AI Dataset Quality Auditor — detect, report, and score quality issues in tabular and image datasets before they break your model.

Overview

OmniLint analyzes raw datasets (CSV/Parquet for tabular, COCO/YOLO for images) and surfaces actionable quality issues with a composite Data Quality Score (DQS).
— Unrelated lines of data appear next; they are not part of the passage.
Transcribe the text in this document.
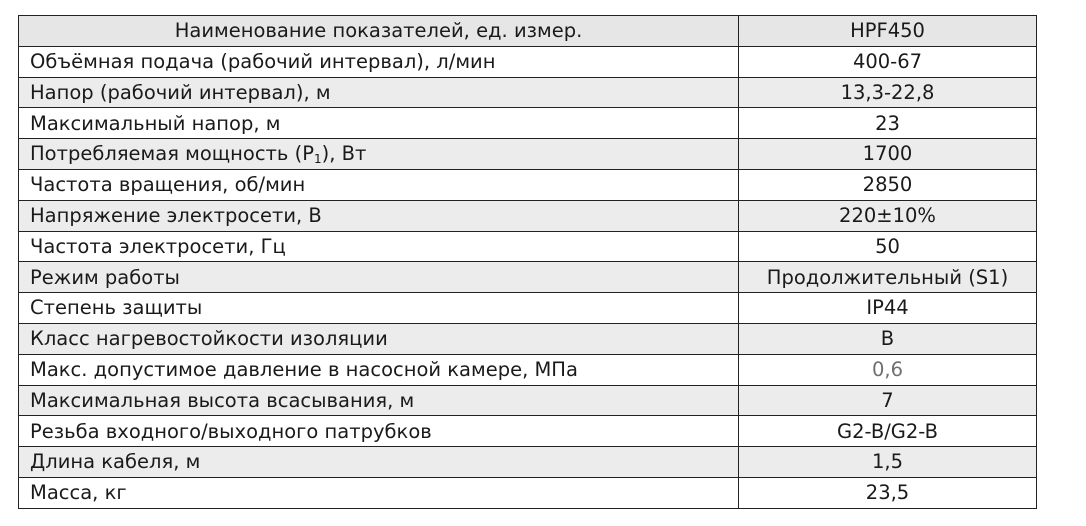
Наименование показателей, ед. измер.	HPF450
Объёмная подача (рабочий интервал), л/мин	400-67
Напор (рабочий интервал), м	13,3-22,8
Максимальный напор, м	23
Потребляемая мощность $(P_1)$, Вт	1700
Частота вращения, об/мин	2850
Напряжение электросети, В	220±10%
Частота электросети, Гц	50
Режим работы	Продолжительный (S1)
Степень защиты	IP44
Класс нагревостойкости изоляции	B
Макс. допустимое давление в насосной камере, МПа	0,6
Максимальная высота всасывания, м	7
Резьба входного/выходного патрубков	G2-B/G2-B
Длина кабеля, м	1,5
Масса, кг	23,5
It serves as a gatekeeper between raw data and ML pipelines.

Features

Tabular Auditing

  • Basic Checks — Missing values, data type mismatches, constant columns, duplicates
  • Distribution Analysis — Skewness detection, IQR/Z-score outlier identification
  • Label Auditing — Class imbalance detection, rare class warnings
  • Leakage Detection — High correlation with target (Pearson/Spearman), categorical leakage proxies (Cramér's V)
  • Feature Importance — RF probe model for noise/suspiciously powerful features
  • Duplicate Detection — Exact duplicates and near-duplicate (cosine similarity/FAISS) matching

Image Auditing (Beta)

  • Integrity Checks — Corrupt files, resolution outliers, format inconsistency
  • Distribution Analysis — Brightness, contrast, color channel imbalance
  • Label Checks — Label-file mismatch, class imbalance
  • Duplicate Detection — Perceptual hash (pHash) exact duplicates, CLIP near-duplicates
  • Anomaly Detection — Blur, exposure issues, blank images

Installation

Base (Tabular Only)

pip install omnilint

With Image Support

pip install omnilint[image]

Development

pip install -e ".[dev,image]"

Quick Start

CLI - Tabular

OmniLint run dataset.csv --target label --output report.html

CLI - Image

OmniLint run dataset/ --mode image --format yolo --output report.json

Python API

# Tabular
from omnilint.core import load, AuditEngine
from omnilint.core.engine import AuditConfig

df, schema = load("dataset.csv")
config = AuditConfig(target_col="label")
engine = AuditEngine(df, config)
result = engine.run()

print(result.quality_score)  # e.g., 73.4

# Image
from omnilint.core.loader import load

image_dataset = load("path/to/coco_data")
image_config = AuditConfig(mode="image")
image_engine = AuditEngine(image_dataset, image_config)
image_result = image_engine.run()

print(image_result.quality_score)  # e.g., 85.2

Streamlit UI

streamlit run app/streamlit_app.py

Input Formats

Tabular

  • CSV (.csv)
  • Parquet (.parquet)

Image

  • COCO JSON (annotations in JSON with images/annotations/categories)
  • YOLO (folder with data.yaml or train/images/train/labels structure)

Score Bands

Score Band Action
0–40 Critical Do not train
41–65 Poor Major fixes required
66–80 Fair Minor fixes recommended
81–100 Good Ready for training

Image Mode Weights

Module Weight
Integrity 30%
Duplicates 25%
Anomalies 20%
Labels 15%
Distribution 10%

Project Structure

OmniLint/
├── omnilint/
│   ├── core/           # Engine, loader (CSV/COCO/YOLO), scorer
│   ├── tabular/        # Tabular audit modules
│   │   ├── checks/     # basic, distribution, labels, leakage, importance, dedup
│   │   ├── report/     # Report builders
│   │   └── utils/      # Stats, embeddings
│   └── image/          # Image audit modules (beta)
│       ├── checks/     # integrity, distribution, labels, duplicates, anomalies
│       └── utils/      # phash, clip_encoder, pixel_stats
│
├── cli/                # Typer CLI
├── app/                # Streamlit UI
├── app/components/     # Tabular UI components
├── app/components/image/ # Image UI components
└── tests/
    ├── tabular/        # Tabular tests
    └── image/          # Image tests

Tech Stack

Core

  • Core: Python 3.11+, Pandas, NumPy, SciPy
  • ML: scikit-learn, FAISS, sentence-transformers
  • CLI: Typer, Rich
  • UI: Streamlit, Plotly
  • Reports: Jinja2

Image (Optional)

  • I/O: Pillow, OpenCV
  • Hashing: imagehash (pHash)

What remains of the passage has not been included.